A radiant rising
In readiness for a gilded mourning.
For a fraction of a fraction of a second
Night and day will stand
The season a bright gold penny
Balanced on its edge.
And in the fraction of a fraction that follows
We start the long drop into dark
From which we wonder
If we will ever emerge
And if we do
What kind of world we’ll find.
So I let our falling star
Copperplate my limbs and face
Breathe the newly sharpened air
Allow myself one more glance back;
The last day of a summer
That never truly was.
To my left-brained
Eye and mind
These fields should now
Be an abomination;
No discipline by plough
Or corrective cultivation.
A shameful parade
Of gleeful weeds appears;
Led by a brigade
Of over-eager volunteers.
But as I look around
All that I can see
Is my native ground
As it’s meant to be.
The fields close to our home have been left uncultivated this year and the weeds – and we – are making the most of it. As well as wheat plants seeded from the previous crop (known as volunteers) there’s an amazing profusion and diversity of wild plants that would normally be sprayed out of existence. We’ve followed the rewilding process right through the lockdown period (we’ve been allowed to go out for exercise) and it’s been fascinating and inspiring to watch. Sadly, all the plants, and their attendant birds and insects, are doomed, but not for reasons of husbandry: the entire farm is a development site and is slowly disappearing under what will eventually be 1,000 new houses. I studied agriculture at university years ago, and I still like to follow the rhythms and workings of the farming calendar. But this spring, I’ve learned I’m even happier seeing what Nature can do when left to her own devices. N.
We know what’s coming
From the pictographs and hammered posts;
Spray-painted warrants of execution;
Whole acres marked for death.
But who will tell the trees
Inform the flowers, tip off the birds and animals?
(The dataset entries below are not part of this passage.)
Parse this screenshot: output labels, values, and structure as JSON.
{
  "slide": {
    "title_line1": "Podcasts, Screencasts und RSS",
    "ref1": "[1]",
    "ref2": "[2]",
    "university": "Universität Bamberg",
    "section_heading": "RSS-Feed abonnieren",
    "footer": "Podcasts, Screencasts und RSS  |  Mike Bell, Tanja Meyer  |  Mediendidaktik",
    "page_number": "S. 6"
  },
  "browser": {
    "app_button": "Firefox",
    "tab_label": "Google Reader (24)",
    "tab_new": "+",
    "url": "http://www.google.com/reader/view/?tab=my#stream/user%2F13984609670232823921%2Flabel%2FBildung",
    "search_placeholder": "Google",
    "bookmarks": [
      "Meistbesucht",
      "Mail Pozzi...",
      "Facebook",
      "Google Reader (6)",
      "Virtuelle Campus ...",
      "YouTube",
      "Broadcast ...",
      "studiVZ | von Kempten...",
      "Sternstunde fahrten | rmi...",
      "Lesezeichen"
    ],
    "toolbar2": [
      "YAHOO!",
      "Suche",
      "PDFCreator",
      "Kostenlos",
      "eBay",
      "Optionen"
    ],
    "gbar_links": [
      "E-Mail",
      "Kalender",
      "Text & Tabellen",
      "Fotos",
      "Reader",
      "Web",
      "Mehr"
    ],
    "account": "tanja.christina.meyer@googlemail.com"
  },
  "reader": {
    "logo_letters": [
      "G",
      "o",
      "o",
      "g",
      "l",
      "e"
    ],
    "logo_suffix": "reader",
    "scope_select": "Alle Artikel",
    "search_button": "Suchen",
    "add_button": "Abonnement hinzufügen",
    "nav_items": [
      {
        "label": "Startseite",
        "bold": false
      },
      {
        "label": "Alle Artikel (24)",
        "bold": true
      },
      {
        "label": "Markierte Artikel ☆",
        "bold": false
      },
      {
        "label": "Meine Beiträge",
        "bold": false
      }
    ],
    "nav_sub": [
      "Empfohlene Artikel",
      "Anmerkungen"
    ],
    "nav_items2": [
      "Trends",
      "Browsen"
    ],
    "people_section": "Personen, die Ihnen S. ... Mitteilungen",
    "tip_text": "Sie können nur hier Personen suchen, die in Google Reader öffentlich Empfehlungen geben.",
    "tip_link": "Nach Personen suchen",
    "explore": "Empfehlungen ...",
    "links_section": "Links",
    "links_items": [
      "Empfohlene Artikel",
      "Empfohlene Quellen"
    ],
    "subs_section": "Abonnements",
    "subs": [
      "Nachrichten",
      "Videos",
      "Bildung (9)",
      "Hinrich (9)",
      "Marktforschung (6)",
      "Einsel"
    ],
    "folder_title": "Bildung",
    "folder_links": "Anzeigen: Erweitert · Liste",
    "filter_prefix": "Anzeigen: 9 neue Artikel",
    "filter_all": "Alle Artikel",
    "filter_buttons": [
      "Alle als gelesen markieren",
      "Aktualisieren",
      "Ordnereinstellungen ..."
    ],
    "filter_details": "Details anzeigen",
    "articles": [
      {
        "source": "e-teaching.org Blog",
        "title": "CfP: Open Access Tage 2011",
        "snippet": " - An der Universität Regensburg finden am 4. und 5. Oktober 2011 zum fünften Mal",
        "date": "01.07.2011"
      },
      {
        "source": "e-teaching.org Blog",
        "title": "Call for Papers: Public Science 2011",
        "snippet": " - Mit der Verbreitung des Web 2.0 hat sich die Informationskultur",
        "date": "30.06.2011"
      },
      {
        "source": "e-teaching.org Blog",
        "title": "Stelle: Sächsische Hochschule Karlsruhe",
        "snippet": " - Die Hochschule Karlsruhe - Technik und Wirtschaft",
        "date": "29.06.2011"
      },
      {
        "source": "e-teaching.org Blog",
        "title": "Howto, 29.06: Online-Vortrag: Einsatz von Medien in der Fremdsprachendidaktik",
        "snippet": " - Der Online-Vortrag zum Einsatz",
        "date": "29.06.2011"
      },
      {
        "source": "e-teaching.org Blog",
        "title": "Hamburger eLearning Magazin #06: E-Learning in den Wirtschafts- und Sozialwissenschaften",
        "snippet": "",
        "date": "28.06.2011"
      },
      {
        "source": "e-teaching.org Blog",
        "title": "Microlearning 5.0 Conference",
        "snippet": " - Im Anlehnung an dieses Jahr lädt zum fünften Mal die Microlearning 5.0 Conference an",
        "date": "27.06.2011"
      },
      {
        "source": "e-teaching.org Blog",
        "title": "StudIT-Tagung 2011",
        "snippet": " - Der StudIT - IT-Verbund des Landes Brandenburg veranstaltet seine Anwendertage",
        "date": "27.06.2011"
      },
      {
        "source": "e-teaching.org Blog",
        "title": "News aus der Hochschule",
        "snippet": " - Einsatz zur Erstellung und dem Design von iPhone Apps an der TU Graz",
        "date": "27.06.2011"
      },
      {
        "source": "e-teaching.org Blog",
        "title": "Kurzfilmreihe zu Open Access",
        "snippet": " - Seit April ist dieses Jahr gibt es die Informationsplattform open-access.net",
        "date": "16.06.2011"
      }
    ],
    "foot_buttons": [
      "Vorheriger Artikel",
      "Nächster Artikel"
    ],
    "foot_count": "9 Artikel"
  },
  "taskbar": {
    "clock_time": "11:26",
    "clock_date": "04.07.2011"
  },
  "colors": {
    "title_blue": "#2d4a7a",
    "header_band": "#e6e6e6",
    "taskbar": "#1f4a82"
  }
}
If I could, I’d pick them up
In my two hands, spirit them away
But I’m condemned to stand and watch
The steel blades bite, the heavy wheels shake the earth
See all I’ve know and come to love
Torn up, despoiled and thrown aside
Entirely unconsoled by knowing
There was nothing I could have said or done.
My bicycle has brought me
Through country lanes, quiet woods
And up a short, steep hill
To this almost-forgotten church
Where the old dead dream deep
Beneath tumbled, lichened stones
Lost in drifts of summer flowers.
And I could be content
Were it not for knowing
Even this sublime machine
Will never bear me where I truly wish:
Back through years to times when we
Had seen and lived through none of this;
All things lay up ahead, yet to be.
So I must choose: inter all hope
To moulder like these ancient worthies;
Vainly seek a road that runs
Against the flow of Time;
Or climb on, breathe deep, look ahead
And take the onward way again
To all I fear, and cannot know.
Now the breeze brushes the barley
Sweeping through the crop like a cavalry charge;
Darkening the bright awns
Like velvet rubbed against the nap;
Then switches, swings, retreats in waves of pale gold;
All the field in motion, shaken by a hidden hand.
A power – all-present, fierce, unseen –
Swirling, sleepless, through the land.
A faint breeze wafts the feathery tops
Of the grasses in the hayfield;
Soft, tawny with sun, downy with pollen.
Shut up safe all spring,
No hungry mouths to tear and chew,
No hard hooves to spoil and trample.
But soon the end will come
In the whine and slash of spinning steel
And thus laid low, all will be withered, gathered up,
Neatly compressed, and then consumed.
The sward close-cropped, shocked
Pale and scarred as a convict’s scalp.
The careful husbanding of months
Undone; stripped and carted, buried deep
Beneath black plastic. Overhead
The buzzard circles, patient, watchful.
While in the shattered stems
The urge to grow anew gains strength
And, irresistible, prepares a second crop
To be cut down in its time.
What dream is this that comes upon me now;
Appearing out of nowhere, filled with fields
Of flowers, summer grass and grazing cows
Deep in some hidden corner of the Weald.
My younger self strolls easy, dog at heel
Along a sunken lane roofed in by trees
While overhead the broad-winged buzzard wheels
And all is as it was, and meant to be.
But on the grey horizon, dark clouds grow;
The grass bends in the breeze; and all at once
I see a hooded figure on the road
Ahead. No time to turn. No place to run.
A simple wish for one more carefree day
Now haunted by a fear that has no name.
Wanted to see if I could stick to the basic sonnet formula while mixing things up a bit, so I tried playing with the end-words, allowing myself more latitude than usual with the consonants as long as I maintained the correct vowel rhyme. Turns out that breaking one rule consistently and deliberately is actually just imposing a new one. Interesting. N.
from my small window
was the changeless street
a strip of sky
All I could see
on looking inwards
was the shapeless fear
a growing dark
all doors bolted.
So I rose and rode
to the windy top
of a high green hill
where sheep grazed, larks sang
ancients slept, old ways ran
and let myself be lost in
all I could see.
New streets named for the vanished trees.